In total, 7,015 patients with COVID-19 in Spain have recovered. Over 3,600 are currently in intensive care units.

Madrid has been the worst-hit area so far with over 2,000 deaths and 17,000 cases. The region has seen hospitals and funeral services overflowing. As a response, Spain’s capital city has rapidly erected a makeshift hospital — now the largest in Spain – in a convention center, and has begun to use a skating rink as a morgue.

The region of Catalonia has also been witnessing a worrying spike in deaths and cases. The region has registered 672 deaths, and over 11,500 confirmed cases.

In Spain, three members of the governing coalition have now tested positive for coronavirus, as has the country’s first lady. The Spanish army’s media contact on coronavirus was also confirmed to have COVID-19 on Wednesday.

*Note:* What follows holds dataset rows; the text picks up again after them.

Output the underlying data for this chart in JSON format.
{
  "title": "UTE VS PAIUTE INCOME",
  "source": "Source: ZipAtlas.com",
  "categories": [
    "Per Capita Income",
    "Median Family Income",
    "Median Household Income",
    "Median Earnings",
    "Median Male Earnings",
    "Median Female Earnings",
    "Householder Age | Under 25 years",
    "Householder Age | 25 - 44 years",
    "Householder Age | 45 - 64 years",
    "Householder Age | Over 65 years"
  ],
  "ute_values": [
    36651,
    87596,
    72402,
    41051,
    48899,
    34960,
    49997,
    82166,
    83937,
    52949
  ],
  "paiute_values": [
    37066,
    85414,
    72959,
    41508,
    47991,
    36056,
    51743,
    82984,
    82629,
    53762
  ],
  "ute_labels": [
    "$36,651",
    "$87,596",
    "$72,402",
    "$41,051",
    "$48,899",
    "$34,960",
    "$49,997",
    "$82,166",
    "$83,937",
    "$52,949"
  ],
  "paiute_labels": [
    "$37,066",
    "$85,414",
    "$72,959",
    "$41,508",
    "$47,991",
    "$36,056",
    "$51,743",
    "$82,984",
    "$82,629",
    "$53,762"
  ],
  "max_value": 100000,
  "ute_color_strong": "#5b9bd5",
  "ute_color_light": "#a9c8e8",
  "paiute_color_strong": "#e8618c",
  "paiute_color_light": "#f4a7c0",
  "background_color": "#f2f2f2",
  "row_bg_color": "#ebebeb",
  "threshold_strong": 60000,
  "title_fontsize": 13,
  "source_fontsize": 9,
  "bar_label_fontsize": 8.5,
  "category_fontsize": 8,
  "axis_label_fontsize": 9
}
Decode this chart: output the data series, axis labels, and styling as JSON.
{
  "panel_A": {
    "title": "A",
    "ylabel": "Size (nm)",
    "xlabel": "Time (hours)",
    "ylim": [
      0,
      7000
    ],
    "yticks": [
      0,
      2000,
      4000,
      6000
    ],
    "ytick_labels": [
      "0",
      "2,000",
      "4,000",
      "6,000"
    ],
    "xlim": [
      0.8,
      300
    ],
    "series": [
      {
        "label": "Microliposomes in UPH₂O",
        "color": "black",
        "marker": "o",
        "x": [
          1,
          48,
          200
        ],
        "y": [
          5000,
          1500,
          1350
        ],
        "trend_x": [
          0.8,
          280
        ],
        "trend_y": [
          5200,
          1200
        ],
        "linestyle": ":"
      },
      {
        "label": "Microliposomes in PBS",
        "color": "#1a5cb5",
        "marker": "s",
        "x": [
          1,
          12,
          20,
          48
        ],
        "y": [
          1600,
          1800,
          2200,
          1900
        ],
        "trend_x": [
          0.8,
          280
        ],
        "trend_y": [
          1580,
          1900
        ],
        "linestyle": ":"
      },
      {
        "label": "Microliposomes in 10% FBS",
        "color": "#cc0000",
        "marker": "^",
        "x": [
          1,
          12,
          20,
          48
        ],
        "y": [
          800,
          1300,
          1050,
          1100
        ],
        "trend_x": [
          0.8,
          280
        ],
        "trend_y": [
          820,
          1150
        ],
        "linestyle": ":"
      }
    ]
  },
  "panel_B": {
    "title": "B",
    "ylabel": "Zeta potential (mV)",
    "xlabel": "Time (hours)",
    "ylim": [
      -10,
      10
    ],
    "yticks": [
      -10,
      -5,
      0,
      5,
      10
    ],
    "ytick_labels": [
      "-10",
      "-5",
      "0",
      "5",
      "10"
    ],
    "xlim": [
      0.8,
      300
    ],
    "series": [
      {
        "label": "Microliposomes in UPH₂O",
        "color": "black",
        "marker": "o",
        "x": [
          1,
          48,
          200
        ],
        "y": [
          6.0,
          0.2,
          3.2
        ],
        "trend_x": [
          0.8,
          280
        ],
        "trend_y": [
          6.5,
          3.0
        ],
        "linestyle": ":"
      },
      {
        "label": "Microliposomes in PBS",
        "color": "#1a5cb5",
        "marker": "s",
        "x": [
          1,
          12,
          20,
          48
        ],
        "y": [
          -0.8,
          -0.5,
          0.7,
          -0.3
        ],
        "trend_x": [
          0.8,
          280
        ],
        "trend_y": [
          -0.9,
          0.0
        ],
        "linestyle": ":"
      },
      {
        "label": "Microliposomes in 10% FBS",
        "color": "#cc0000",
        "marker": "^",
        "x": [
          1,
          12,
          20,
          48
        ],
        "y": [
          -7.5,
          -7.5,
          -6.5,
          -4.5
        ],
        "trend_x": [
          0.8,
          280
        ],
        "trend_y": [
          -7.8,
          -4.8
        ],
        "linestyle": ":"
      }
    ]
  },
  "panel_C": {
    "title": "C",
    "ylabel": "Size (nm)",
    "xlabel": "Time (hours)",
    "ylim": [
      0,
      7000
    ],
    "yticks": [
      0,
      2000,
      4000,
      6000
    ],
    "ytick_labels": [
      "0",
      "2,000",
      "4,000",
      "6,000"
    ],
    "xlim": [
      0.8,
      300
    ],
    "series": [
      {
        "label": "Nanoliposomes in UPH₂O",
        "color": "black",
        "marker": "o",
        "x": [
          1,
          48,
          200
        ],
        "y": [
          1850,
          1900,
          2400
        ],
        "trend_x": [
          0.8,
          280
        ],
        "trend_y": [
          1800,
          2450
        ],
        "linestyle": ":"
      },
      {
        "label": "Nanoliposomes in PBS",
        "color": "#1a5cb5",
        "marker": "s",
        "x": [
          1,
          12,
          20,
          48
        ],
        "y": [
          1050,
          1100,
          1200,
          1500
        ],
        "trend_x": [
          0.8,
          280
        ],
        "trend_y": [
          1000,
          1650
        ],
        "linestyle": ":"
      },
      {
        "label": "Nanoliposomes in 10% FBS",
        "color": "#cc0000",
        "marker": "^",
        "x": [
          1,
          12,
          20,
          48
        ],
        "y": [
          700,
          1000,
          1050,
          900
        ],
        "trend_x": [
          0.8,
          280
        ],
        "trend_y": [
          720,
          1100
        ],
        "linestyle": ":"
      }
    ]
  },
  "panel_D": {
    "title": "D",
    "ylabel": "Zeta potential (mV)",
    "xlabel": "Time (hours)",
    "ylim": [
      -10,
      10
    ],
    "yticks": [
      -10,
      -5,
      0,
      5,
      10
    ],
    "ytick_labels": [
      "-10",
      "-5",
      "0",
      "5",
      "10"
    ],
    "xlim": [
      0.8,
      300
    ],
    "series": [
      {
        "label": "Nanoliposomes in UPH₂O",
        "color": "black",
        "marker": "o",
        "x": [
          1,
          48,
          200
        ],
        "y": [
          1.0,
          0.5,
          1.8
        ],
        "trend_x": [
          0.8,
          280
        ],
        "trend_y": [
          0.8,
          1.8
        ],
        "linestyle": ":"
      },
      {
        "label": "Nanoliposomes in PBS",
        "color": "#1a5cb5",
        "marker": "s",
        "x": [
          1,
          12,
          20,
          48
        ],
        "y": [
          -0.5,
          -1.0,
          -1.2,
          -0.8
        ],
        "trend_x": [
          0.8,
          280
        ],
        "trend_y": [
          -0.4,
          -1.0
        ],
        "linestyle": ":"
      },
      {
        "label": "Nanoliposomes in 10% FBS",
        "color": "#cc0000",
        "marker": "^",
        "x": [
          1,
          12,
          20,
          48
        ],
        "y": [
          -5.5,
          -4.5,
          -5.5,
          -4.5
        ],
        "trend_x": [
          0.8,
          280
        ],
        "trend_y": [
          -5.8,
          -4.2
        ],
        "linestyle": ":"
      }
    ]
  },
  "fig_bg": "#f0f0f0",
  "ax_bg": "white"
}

Widespread shortages of equipment

have been registered nationwide. On Wednesday, the government announced it had made a €432 million ($473.7 million) deal with China to bring in more protective equipment, tests and ventilators. Earlier in the week, Spain also sent in an urgent request to NATO asking for more medical supplies.

After first appearing in Wuhan, China last December, the virus known as COVID-19 has spread to at least 175 countries and territories.

The number of confirmed cases worldwide has surpassed 480,400 while the death toll is over 21,500 and almost 115,800 have recovered, according to data compiled by the U.S.-based Johns Hopkins University.